Currently, millions of people around the world turn to dermatologist clinics to treat a variety of medical conditions and cosmetic concerns affecting their skin. Many of these patients may be seeking treatment for acne, an extremely common skin problem that can affect everyone from teenagers to the middle-aged and can typically be treated with a variety of acne treatment products and procedures.
Others, meanwhile, will seek care for conditions like skin cancer and psoriasis, which affect more than 9.5 million people in the United States. More people still will be interested in cosmetic procedures, such as hair loss treatments, a popular option for the more than 50% of men who will experience male pattern baldness by their 50th birthday. With the wide number of people who visit local dermatologists, it isn’t surprising that the industry is constantly improving and expanding, offering more opportunities to patients and doctors alike.

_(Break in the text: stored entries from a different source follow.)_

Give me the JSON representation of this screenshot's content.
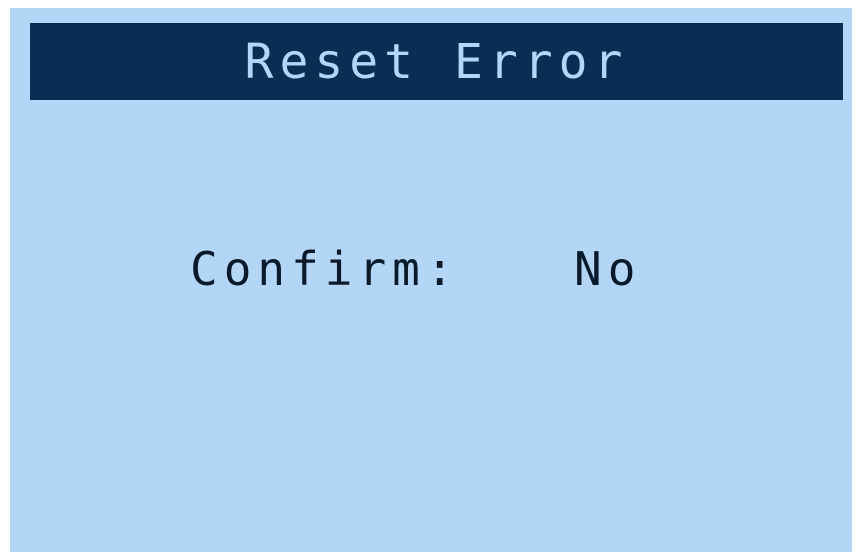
{
  "screen": {
    "title": "Reset Error",
    "confirm_label": "Confirm:",
    "confirm_value": "No"
  },
  "colors": {
    "screen_background": "#b3d5f6",
    "title_bar_background": "#0b2d53",
    "title_text": "#b3d5f6",
    "body_text": "#0b1a2b"
  }
}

However, this raises questions about what shape dermatology will take in the future. Will we all work with online dermatologists and give ourselves at-home laser acne treatments? Or will the traditional structure continue?
The American Academy of Dermatology (AAD) has some ideas. According to their magazine,Dermatology World, a number of changes are currently brewing in the industry that could mean serious changes for the future. Read on to learn how your trip to the dermatologist might differ in years to come.

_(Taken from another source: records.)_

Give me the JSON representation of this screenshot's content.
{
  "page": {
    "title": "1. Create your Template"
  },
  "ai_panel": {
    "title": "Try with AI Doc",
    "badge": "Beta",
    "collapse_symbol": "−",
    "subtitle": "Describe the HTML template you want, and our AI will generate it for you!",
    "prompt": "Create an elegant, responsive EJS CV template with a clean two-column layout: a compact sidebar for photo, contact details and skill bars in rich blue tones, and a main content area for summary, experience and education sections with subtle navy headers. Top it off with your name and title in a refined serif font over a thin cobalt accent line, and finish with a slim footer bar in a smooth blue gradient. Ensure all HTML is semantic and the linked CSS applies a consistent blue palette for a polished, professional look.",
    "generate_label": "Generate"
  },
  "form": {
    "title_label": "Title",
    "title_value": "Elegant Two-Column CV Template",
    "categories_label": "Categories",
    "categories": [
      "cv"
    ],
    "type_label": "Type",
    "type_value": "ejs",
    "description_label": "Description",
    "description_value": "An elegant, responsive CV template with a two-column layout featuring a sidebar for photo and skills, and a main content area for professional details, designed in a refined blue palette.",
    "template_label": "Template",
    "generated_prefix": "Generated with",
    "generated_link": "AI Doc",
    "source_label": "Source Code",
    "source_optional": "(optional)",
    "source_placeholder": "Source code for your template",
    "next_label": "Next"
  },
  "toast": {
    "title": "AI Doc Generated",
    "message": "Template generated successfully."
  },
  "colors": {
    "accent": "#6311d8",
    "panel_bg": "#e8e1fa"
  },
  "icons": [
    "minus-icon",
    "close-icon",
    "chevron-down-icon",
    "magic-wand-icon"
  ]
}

While dermatology currently isn’t covered under reforms like the Affordable Care Act, the skin care epidemic and other factors have made dermatology a target for changes in the way we pay for healthcare. While practices presently use a “fee for service” model, the AAD reports that a number of insurance companies and clinics have started considering value-based payment models, accountable care, and more. While it’s impossible to guess which direction the industry will move in, a change in how you pay for your skin care is highly likely.

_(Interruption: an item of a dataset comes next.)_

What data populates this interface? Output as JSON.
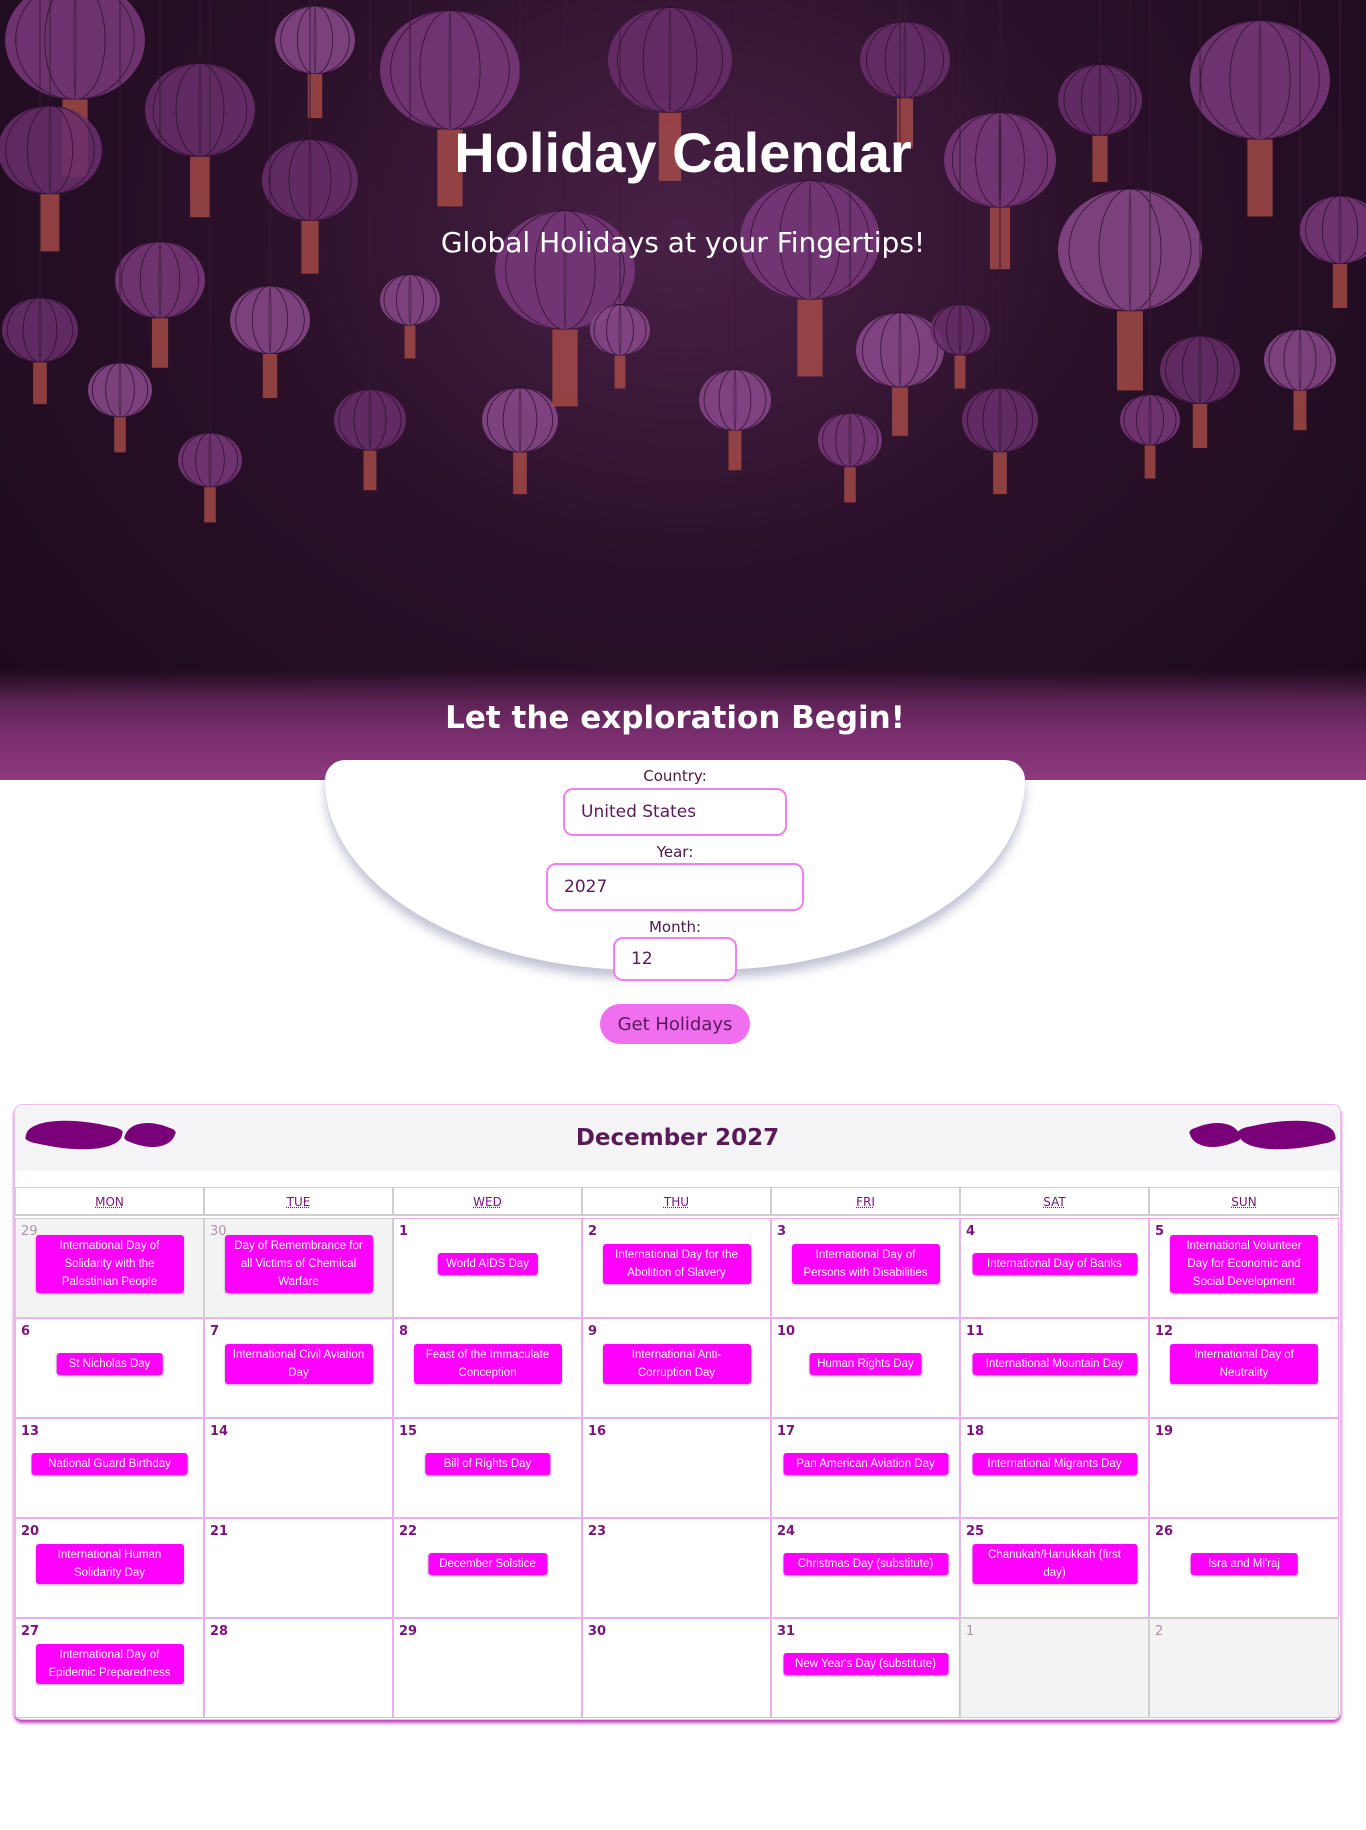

At least one app already offers online dermatologists for conditions like acne, but most of the industry is more likely to begin offering online scheduling tools, improved communication methods, and an increased focus on telemedicine, which offers new opportunities for payment, prescriptions and more. In a few years, a patient who might be experiencing an allergic reaction to their medication might be able to video-chat with their doctor, be prescribed a different medication, and schedule a follow-up appointment in person in a matter of minutes, simply by using their smartphone or computer.
One of the most exciting changes the dermatology industry is likely to see is the arrival of new tools, procedures, and treatment products. For example, photo recognition software might be used to better track patient progress and identify solutions to their skin problems. Additionally, research into the human genome and various skin conditions has the potential to create more targeted medications and better treatment regimens.
While it is impossible to predict the exact ways dermatology will change in coming years, there is no doubt that the industry will evolve and thrive to better meet the needs of patients. Whether that means switching to online dermatologists or simply improving payment methods, the potential benefits and opportunities are limitless. Are you ready for the skin care of the future?